Updated: August 22, 2012 2:04PM
Don’t let the spelling of its name trip you up. De-Jred, the Skokie locale featuring fine Jamaican cuisine for the past three years, is simply the urban transliteration for “the dread” — as in dreadlocks.
Though not unique to Jamaica, the iconic roped locks popularized by legendary figures like singer Bob Marley are instantly recognizable and often associated with Jamaican culture and Rastafarians.
Precisely the reason De-Jred owner and head chef Delroy Powell chose it. “We speak Patois, it’s like our broken English, so I tried to make it sound a little bit Jamaican,” explained Powell.
The colors of the traditional Jamaican flag flank the walls of the otherwise unassuming eatery. “The red, gold and green are the colors of the Rastafarian,” said Powell.

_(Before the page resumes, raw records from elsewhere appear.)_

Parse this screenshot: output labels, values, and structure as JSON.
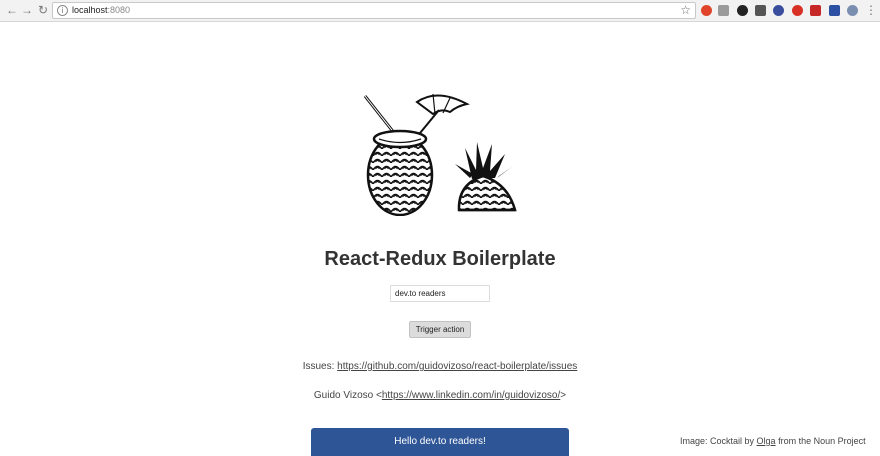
{
  "browser": {
    "url_host": "localhost",
    "url_port": ":8080"
  },
  "page": {
    "title": "React-Redux Boilerplate",
    "input_value": "dev.to readers",
    "trigger_label": "Trigger action",
    "issues_prefix": "Issues:",
    "issues_link": "https://github.com/guidovizoso/react-boilerplate/issues",
    "author_name": "Guido Vizoso <",
    "author_link": "https://www.linkedin.com/in/guidovizoso/",
    "author_suffix": ">",
    "greeting": "Hello dev.to readers!",
    "credit_prefix": "Image: Cocktail by",
    "credit_author": "Olga",
    "credit_suffix": "from the Noun Project"
  },
  "colors": {
    "greeting_bar": "#2e5596"
  }
}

Originally from the hills of Mandeville, situated between Kingston and Montego Bay in Jamaica, Powell has been stateside for 33 years. A designated cook for his friends on the weekends, “I always said when I retire I am going to do a restaurant,” said Powell. Leaving corporate life in the dust three years ago, that’s exactly what he did.
Specializing in oxtail and goat, patrons will also likely find staples of other cultures, like plantains on the menu.
“We people from third world countries (like) Puerto Rico, Cuba and other Caribbean countries, we all eat basically the same kind of food,” he said.
When it comes to Jamaican cuisine, you can’t get more traditional than Jerk chicken. Powell lets his marinade for several days so the Scotch Bonnet chili peppers (similar to habaneros) and allspice really seep in. Then he bakes his chicken for two hours at 350 degrees for a fall-off-the-bone, 3-alarm finish.
“This is how they like to cook chicken in Jamaica. This way it’s more juicy and it doesn’t get burned,” said Powell. Served with traditional accoutrements of red beans and rice, sautéed cabbage and, of course, fried plantains ($6 small / $9 large/$10 white meat), the dish will stave off nostalgia until your next trip to the island.
Another traditional dish is oxtail and butter beans. Slow cooked to a cotton-like consistency, the meat is seasoned with onion, garlic, ginger, Scotch Bonnet chili pepper then topped with butter beans and dumplings. While not as spicy as the Jerk chicken, it builds up a steady head of steam ($13).
And Powell uses the whole goat for his curried goat dish seasoned with aromatic yellow curry ($13).
“C’mon over — we have a lot of stuff to offer and it’s the best Jamaican food,” Powell said.